Now I can read my zipped-csv file in a dict. Only one line, although the last. (how to get a sample of rows or the entire data file?)
I hope to have a resident memory table that I can manipulate in the same way as sql when I finished. Clean data by comparing bad data with another table with bad data and correct entries .. then summarize by type the average time period, etc. The total data file is about 500,000 lines. I didn’t fuss about getting everything in memory, but I want to solve the general case as best as possible, so I know what can be done without resorting to SQL
import csv, sys, zipfile sys.argv[0] = "/home/tom/Documents/REdata/AllListing1RES.zip" zip_file = zipfile.ZipFile(sys.argv[0]) items_file = zip_file.open('AllListing1RES.txt', 'rU') for row in csv.DictReader(items_file, dialect='excel', delimiter='\t'): pass
I think I bark some wrong trees here ... One of them is that I have only one line of my file with 500,000 lines. Secondly, it seems that a dict cannot be the right structure, since I don’t think I can just load all 500,000 lines and perform various operations on them. Like .. Sum by group and date .. plus it seems that duplicate keys can cause problems, i.e. unique descriptors such as county and division.

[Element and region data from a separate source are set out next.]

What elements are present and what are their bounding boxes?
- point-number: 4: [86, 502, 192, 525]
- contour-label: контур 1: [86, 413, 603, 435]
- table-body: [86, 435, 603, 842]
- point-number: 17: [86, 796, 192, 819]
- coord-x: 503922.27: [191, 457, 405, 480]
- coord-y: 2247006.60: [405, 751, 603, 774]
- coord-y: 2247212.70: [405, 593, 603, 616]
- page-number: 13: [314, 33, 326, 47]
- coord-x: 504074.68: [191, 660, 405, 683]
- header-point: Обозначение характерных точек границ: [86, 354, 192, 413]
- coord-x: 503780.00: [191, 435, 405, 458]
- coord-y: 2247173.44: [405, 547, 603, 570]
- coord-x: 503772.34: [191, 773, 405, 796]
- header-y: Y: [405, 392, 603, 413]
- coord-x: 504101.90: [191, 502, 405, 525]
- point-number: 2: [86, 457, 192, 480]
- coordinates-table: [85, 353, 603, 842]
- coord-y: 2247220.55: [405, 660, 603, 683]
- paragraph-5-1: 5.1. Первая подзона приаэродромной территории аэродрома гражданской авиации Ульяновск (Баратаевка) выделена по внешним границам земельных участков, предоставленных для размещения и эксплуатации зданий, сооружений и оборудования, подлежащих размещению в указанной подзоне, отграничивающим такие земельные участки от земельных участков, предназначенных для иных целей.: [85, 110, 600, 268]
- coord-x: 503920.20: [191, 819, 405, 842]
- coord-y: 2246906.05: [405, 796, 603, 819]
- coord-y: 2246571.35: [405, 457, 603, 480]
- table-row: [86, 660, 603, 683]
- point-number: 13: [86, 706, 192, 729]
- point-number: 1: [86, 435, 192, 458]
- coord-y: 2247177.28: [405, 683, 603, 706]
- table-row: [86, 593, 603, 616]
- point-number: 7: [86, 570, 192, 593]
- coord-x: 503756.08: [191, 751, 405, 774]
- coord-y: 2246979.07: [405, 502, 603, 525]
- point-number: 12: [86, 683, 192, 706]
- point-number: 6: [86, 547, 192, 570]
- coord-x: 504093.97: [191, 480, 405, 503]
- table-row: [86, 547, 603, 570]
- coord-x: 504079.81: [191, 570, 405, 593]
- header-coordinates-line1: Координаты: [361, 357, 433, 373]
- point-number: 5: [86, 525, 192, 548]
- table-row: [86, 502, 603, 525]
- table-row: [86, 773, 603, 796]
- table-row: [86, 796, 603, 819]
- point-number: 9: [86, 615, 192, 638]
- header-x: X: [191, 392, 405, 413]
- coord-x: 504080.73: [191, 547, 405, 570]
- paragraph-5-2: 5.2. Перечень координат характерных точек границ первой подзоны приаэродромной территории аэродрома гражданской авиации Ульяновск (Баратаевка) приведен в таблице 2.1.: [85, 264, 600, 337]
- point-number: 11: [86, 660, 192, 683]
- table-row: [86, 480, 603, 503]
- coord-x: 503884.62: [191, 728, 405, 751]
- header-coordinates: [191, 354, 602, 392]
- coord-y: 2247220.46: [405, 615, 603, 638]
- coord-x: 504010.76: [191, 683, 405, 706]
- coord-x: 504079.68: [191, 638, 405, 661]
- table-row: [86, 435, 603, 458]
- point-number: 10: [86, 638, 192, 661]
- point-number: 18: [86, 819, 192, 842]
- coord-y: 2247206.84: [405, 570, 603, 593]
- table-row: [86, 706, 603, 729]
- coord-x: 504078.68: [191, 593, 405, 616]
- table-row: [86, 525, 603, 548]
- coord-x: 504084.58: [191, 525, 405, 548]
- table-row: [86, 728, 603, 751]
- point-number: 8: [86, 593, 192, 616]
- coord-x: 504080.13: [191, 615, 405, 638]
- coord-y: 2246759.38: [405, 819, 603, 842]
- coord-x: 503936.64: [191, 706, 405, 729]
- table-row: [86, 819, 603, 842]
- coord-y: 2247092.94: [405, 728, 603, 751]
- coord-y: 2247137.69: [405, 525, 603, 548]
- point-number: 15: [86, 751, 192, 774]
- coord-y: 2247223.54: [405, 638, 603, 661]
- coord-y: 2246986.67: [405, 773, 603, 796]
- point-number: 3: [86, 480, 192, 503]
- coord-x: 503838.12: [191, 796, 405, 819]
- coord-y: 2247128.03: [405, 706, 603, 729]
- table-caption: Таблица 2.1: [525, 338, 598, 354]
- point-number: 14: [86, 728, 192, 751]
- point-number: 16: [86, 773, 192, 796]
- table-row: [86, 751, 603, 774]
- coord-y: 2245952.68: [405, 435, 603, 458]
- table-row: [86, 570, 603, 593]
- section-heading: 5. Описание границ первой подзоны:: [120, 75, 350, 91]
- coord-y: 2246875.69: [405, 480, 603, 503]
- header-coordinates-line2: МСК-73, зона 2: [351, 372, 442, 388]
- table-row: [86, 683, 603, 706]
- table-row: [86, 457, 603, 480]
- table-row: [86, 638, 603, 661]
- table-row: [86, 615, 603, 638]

I also don’t know how to read a specific small subset of a line in memory (for example, 10 or 100 for testing, before downloading all (which I also don’t get ..) I read Python docs and several directories, but it just doesn’t click.
It seems that most of the answers I can find suggest using various SQL solutions for this kind of thing, but I really want to learn the basics of achieving similar results with Python. As in some cases, I think it will be easier and faster, as well as expand the toolbox. But it’s hard for me to find suitable examples.
one answer that hints at what I get:
Once the reading is done correctly, DictReader should work to get the strings as dictionaries, a typical string-oriented structure. Oddly enough, this is usually not an efficient way to handle requests like yours; having only column lists makes searching a lot easier. Line orientation means you need to repeat some search work for each line. Things like date matching require data that is certainly not available in the CSV, such as how dates are presented and which columns are dates.
An example of obtaining a column-oriented structure (however, including loading the entire file):
import csv allrows=list(csv.reader(open('test.csv')))
via Yanne Vernier
Surely there is some good link for this general topic?